The two-phase project is starting with research into “reasonable” cost and revenue estimates for redevelopment of the Baker Street Parking Lot, he said.
The city will also do a “gaps analysis” to look at whether there are “things that the downtown is missing” that might occupy ground-level space in such a redevelopment. The proposed redevelopment “is one of the only large-scale things that will happen in the upper town,” so it’s important to look at any gaps there might be, he said.
Council “never said no” to building a new main library within 10 years, Panabaker said, but it didn’t want to include a new library as a “conventional city project” in the new 10-year capital forecast that was unveiled last fall. The door was left open for consideration of a new library on Upper Wyndham Street, backing onto the Baker Street lot, once a good business case is developed, he said.
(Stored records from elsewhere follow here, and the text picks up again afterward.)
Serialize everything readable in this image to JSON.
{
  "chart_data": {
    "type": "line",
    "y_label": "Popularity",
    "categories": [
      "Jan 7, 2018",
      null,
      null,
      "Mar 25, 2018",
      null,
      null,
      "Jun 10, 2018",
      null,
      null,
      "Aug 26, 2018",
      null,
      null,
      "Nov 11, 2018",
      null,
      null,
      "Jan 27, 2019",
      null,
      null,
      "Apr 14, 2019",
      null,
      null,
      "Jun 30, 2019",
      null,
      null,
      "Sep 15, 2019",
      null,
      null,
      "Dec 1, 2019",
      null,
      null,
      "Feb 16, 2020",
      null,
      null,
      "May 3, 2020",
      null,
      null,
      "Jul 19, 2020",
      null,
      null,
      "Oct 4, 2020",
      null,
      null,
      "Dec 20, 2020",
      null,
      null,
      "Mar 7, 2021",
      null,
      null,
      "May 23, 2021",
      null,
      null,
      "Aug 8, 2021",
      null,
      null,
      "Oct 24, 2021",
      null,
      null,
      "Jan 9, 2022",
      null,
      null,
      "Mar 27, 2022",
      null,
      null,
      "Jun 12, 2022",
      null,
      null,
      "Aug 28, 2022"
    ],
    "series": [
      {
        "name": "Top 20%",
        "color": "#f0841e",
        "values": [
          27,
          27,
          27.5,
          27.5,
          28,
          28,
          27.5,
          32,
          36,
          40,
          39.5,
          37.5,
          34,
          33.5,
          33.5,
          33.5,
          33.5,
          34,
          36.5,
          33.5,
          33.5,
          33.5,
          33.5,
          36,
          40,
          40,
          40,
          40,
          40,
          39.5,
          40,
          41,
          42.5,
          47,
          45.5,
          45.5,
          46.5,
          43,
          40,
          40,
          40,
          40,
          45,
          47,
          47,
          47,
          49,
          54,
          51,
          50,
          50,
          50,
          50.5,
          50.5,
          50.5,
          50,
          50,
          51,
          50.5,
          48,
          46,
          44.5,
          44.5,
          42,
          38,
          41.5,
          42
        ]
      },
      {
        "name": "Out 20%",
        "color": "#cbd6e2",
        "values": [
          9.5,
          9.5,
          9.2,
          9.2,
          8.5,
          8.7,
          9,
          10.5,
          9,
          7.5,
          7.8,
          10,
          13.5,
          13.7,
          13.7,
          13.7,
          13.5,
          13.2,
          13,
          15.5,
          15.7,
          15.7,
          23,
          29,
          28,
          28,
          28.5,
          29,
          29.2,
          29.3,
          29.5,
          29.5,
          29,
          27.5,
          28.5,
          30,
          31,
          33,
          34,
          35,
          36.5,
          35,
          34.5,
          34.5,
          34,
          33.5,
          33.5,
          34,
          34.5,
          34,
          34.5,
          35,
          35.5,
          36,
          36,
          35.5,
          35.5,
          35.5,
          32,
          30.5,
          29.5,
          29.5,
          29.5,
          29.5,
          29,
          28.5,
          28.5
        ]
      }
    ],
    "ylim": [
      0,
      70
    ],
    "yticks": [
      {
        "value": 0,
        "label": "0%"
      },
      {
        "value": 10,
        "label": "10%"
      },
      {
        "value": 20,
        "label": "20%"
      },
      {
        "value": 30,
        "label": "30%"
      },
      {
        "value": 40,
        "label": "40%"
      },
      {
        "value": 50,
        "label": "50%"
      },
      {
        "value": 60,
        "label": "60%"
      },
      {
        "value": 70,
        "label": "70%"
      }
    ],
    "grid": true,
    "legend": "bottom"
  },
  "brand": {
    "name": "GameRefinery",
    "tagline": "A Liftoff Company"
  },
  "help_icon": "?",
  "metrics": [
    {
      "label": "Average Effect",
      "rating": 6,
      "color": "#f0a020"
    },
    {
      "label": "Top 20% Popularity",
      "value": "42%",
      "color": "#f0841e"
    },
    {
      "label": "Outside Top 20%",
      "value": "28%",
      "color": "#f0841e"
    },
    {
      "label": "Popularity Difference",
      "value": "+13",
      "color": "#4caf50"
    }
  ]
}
The five-year estimate for a construction start is based on how long it would take, once a business case is okayed, to get through the complicated work of dealing with a Request for Proposals from the private sector, he said.
The city has hired LiveWorkLearnPlay Inc., an international real estate advisory and development firm, to help staff with both phases of the work this year. The firm, which has a Toronto office, has “a really unique expertise in programming mixed-use space,” said Panabaker.
The $100,000 cost of the two-phase work that starts this month is coming from a $200,000 fund approved by council last November, he said.
The current work isn’t about refining the design of a new library, which would be done later, Panabaker said. Rather, it’s about “making critical decisions for mobilizing and achieving the project.”
The city is looking at not just at a 90,000-sq.-ft. library, but also at public parking and the possibility of “several hundred housing units,” as well as commercial and other space on the Baker Street Parking Lot, he said.
After releasing a study done by a Hamilton architectural consultant and a New York City design consultant, chief librarian Kitty Pope said last November that a condo tower might be built on top of a portion of a new main library.
Council approved the Wyndham Street site, just north of the former post office building, for a new library in February 2009.